Najwa court hears of blank tapes

The man who sold Najwa Petersen’s family an allegedly encrypted police interview tape is a repeat fraud offender, it emerged on Monday in the Wynberg Regional Court.

The tape, which the family believed would help prove her innocence, turned out to be blank, the court heard.

The man, Riaan Radyn, was last week subpoenaed to appear as a witness in Petersen’s new bail application, launched after both the regional court and the Cape High Court rejected her first bail application.

Magistrate Robert Henney issued the subpoena after hearing evidence that the defence team was granted a high court order to seize alleged copies of official tapes relating to the case from Radyn’s home.

Monday’s hearing was delayed for over an hour as Henney waited for Radyn to arrive, then issued a warrant for Radyn’s arrest.

But soon afterwards Radyn, dressed in blue jeans and a short-sleeved shirt, turned up in court, and told an unimpressed Henney he had been delayed by a fan-belt problem with his car in Ceres.

He told the court he was an ex-policeman who had served in the Rondebosch police station and the VIP protection unit in the 1980s, but was not, as was suggested in court last week, a private investigator.

He said an acquaintance named John van der Berg, who did sound repair work for the police, had asked him to act as middleman in selling a mini-audio cassette to a friend of Petersen’s family, Waleed Ajouhaar, for R2 000.

Van der Berg played him a portion of the tape before the handover, and he heard a voice, which according to Van der Berg was that of investigating officer in the case, Captain Joe Dryden, saying: ”You will say or you will write what I tell you to write.”

”He said there was a great deal of incriminating evidence on it [the tape],” Radyn told the court.

He did not know Van der Berg’s cellphone number or address.

Radyn said he gave the R2 000, plus another R3 000 the Petersen’s attorney, John Riley, later gave him for another batch of tapes that never materialised, to Van der Berg and had not heard from him since.

”He vanished like mist before sun, along with the R3 000,” remarked Henney.

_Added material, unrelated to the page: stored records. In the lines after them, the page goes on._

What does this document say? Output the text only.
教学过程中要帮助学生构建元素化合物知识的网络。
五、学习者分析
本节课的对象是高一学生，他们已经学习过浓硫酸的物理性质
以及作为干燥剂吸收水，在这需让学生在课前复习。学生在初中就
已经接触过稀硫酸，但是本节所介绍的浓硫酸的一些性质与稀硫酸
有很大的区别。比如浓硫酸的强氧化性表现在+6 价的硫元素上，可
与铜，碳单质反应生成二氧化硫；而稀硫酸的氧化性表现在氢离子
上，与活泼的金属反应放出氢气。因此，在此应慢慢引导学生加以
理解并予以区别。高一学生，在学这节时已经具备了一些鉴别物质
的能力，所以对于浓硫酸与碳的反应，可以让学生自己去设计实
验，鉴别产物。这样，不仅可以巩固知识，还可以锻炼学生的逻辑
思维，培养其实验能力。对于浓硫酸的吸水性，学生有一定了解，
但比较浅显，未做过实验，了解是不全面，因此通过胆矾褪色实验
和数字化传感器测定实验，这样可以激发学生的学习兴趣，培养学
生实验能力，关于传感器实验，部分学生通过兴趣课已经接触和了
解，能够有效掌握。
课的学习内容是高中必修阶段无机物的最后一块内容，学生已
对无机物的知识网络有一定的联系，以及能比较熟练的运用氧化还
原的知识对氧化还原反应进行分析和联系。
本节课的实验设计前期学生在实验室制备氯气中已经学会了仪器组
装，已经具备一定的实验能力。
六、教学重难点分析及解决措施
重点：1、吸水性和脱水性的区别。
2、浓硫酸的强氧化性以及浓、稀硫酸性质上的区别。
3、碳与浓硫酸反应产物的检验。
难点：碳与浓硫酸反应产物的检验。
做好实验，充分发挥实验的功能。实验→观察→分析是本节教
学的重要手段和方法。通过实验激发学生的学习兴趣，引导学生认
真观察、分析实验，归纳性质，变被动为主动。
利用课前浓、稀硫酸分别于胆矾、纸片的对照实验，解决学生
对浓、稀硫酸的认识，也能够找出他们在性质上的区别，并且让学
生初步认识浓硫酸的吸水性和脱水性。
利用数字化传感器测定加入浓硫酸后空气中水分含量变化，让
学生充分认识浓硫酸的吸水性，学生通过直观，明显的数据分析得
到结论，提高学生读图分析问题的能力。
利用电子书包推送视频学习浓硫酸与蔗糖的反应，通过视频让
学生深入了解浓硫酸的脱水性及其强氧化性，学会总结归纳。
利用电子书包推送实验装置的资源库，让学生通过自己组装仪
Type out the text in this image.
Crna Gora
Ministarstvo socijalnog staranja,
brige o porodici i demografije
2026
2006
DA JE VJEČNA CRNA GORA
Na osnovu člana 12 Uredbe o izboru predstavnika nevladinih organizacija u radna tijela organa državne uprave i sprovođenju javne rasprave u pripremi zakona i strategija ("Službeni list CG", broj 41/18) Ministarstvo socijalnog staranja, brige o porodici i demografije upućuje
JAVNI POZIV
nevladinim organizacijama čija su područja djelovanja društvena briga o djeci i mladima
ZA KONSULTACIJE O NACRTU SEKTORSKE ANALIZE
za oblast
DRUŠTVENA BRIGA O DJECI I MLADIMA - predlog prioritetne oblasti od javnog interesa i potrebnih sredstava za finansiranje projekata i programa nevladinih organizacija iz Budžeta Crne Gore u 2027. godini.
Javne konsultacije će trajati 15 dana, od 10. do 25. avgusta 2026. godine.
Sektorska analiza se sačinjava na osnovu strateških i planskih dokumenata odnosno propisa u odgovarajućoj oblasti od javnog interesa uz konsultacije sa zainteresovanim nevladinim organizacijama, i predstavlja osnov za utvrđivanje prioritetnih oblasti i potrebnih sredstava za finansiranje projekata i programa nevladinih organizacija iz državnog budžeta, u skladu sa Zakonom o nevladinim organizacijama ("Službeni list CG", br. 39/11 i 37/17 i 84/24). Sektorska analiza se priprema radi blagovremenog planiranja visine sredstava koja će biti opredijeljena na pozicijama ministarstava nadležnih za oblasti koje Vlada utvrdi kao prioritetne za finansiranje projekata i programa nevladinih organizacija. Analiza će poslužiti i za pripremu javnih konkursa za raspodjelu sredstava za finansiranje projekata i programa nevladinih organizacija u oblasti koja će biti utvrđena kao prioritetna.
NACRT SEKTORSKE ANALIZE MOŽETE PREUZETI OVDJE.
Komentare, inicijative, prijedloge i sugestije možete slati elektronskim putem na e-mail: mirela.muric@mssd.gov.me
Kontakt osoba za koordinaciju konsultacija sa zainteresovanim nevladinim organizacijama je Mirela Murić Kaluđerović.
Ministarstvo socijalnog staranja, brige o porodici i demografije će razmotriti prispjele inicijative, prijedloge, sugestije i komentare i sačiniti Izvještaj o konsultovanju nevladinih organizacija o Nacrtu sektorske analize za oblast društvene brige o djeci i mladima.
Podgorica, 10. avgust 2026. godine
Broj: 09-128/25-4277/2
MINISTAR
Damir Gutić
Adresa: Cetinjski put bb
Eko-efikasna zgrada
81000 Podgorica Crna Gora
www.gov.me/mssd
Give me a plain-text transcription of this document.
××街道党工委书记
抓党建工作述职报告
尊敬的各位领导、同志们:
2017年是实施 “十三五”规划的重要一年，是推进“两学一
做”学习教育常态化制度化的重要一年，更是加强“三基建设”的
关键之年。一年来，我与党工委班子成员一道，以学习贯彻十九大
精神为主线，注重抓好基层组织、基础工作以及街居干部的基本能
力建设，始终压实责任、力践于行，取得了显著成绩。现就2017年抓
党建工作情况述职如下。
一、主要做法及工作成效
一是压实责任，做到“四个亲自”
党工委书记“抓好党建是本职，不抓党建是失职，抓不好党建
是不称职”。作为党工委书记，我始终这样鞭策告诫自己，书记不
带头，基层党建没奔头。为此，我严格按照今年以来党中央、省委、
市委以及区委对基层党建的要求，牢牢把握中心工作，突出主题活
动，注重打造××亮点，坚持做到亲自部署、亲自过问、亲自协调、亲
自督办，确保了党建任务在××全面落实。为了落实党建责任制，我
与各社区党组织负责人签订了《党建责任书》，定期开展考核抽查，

Radyn said the first tape, which the defence team still has, could not be played ”because the tape is coded”. Van der Berg had told him there were only three or four tape machines in South Africa on which it could be played back.

Under cross-examination by Petersen’s advocate, Herbert Raubenheimer, Radyn changed his story, saying he was in fact given six tapes and a video recording to sell, and that Van der Berg had told him Ajouhaar was to pay R30 000 for the lot.

Questioned by prosecutor Shireen Riley, Radyn admitted that he was fined R30 000 or 18 months’ jail, half of which was suspended, for fraud in September this year.

A condition was that he repay R30 000 to the complainant by December 31. The first R10 000 instalment was due this month.

He also acknowledged another conviction for fraud, in 1992.

At one point, Henney said he should perhaps warn Radyn against self-incrimination, because he could be charged with defeating the ends of justice and fraud.

Ajouhaar, taking the stand, told the court that before he bought the tape, Radyn played a brief snatch of it to him on a machine with an aluminium case.

Radyn told him the machine was an encrypting device used only by sound engineers and the police.

However, when he and Petersen’s son later played the cassette on a phone-answering machine, they could hear nothing.

When he contacted Radyn, Radyn said that for R5 000 he could have the remaining tapes and the special encrypting machine to play them on.

”I think it was actually a blank thing he gave me,” Ajouhaar said ruefully.

The prosecution says no tapes exist of police interviews with witnesses or Petersen and her three co-accused, who are charged with murdering her entertainer husband, Taliep, in December last year.